Soumission chimique : "Le tournant avec l'affaire des viols de Mazan, c'est qu'on n'a jamais eu autant de mobilisation des acteurs de santé", analyse la pharmacienne et experte Leïla Chaouachi
La professionnelle de santé explique que les femmes sont les premières victimes de la soumission chimique.
"Le tournant avec l'affaire des viols de Mazan c'est qu'on n'a jamais eu autant de mobilisation des acteurs de santé, qui sont sidérés par le fait que si longtemps il y ait eu une situation d'errance", analyse jeudi 19 décembre sur franceinfo le docteur Leïla Chaouachi, pharmacienne au centre d'addictovigilance de Paris, experte nationale de l'enquête soumission chimique auprès de l'ANSM (Agence nationale de sécurité du médicament et des produits de santé).

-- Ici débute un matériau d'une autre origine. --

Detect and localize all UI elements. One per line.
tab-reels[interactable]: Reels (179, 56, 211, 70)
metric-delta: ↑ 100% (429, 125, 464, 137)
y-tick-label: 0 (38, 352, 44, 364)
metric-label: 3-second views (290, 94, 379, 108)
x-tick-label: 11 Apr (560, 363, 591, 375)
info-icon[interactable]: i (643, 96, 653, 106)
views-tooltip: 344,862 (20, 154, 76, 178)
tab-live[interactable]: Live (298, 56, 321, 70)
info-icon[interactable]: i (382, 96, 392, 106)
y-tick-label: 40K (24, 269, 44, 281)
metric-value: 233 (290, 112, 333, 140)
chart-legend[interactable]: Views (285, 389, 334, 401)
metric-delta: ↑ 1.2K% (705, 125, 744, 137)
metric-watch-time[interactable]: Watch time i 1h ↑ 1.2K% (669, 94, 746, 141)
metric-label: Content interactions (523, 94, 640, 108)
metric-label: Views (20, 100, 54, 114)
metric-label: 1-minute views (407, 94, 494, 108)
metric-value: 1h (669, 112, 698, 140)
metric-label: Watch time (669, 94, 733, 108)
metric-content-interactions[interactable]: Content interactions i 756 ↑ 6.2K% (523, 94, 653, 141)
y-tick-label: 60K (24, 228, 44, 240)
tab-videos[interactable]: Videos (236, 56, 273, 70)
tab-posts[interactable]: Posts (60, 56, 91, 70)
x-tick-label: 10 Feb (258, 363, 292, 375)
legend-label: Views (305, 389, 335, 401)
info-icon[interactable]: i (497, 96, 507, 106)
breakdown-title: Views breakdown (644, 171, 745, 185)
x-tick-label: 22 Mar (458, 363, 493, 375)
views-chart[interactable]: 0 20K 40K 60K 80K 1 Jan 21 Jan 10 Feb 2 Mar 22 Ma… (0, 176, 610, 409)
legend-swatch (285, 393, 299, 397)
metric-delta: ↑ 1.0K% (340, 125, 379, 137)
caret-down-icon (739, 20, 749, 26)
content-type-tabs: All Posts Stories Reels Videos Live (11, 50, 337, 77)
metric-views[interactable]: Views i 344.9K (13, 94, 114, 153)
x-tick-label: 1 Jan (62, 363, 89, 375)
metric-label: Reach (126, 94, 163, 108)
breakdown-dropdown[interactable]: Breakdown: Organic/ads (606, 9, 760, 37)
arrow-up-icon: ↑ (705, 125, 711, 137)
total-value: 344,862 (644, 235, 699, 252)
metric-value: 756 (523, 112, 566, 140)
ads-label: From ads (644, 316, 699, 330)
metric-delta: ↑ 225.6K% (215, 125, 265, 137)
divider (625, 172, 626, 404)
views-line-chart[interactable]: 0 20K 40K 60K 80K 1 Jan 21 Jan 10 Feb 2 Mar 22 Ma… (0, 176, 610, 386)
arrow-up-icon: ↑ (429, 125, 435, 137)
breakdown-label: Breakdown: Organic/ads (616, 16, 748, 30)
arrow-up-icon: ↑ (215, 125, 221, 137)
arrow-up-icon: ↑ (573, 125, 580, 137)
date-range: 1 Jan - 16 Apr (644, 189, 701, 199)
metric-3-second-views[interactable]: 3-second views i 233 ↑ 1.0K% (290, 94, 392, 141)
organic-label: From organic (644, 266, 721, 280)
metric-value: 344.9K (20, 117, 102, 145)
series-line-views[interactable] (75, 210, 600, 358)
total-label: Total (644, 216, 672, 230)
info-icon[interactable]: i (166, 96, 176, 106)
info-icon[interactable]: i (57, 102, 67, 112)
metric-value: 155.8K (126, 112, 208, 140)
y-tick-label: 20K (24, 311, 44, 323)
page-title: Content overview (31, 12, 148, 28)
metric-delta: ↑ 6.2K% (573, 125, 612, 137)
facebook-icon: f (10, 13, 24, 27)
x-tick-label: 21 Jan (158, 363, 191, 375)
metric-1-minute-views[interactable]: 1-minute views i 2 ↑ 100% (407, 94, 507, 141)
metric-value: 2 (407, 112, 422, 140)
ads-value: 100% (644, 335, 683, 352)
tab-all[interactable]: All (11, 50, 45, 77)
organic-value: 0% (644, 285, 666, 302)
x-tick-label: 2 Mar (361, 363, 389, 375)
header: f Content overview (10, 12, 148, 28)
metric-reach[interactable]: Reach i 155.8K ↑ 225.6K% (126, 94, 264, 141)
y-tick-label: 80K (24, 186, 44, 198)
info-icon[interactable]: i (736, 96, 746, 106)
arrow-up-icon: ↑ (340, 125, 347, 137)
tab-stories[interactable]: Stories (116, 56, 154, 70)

La fondatrice de CRAFS (Centre de référence sur les agressions facilitées par les substances), réagit après le verdict dans le procès historique des viols de Mazan. Elle raconte que "le dernier signal, c'est la prise de parole sur des faits très anciens", par des personnes âgées qui prennent contact avec la structure, "pour parler de faits anciens parce qu'ils se reconnaissent dans Gisèle Pelicot".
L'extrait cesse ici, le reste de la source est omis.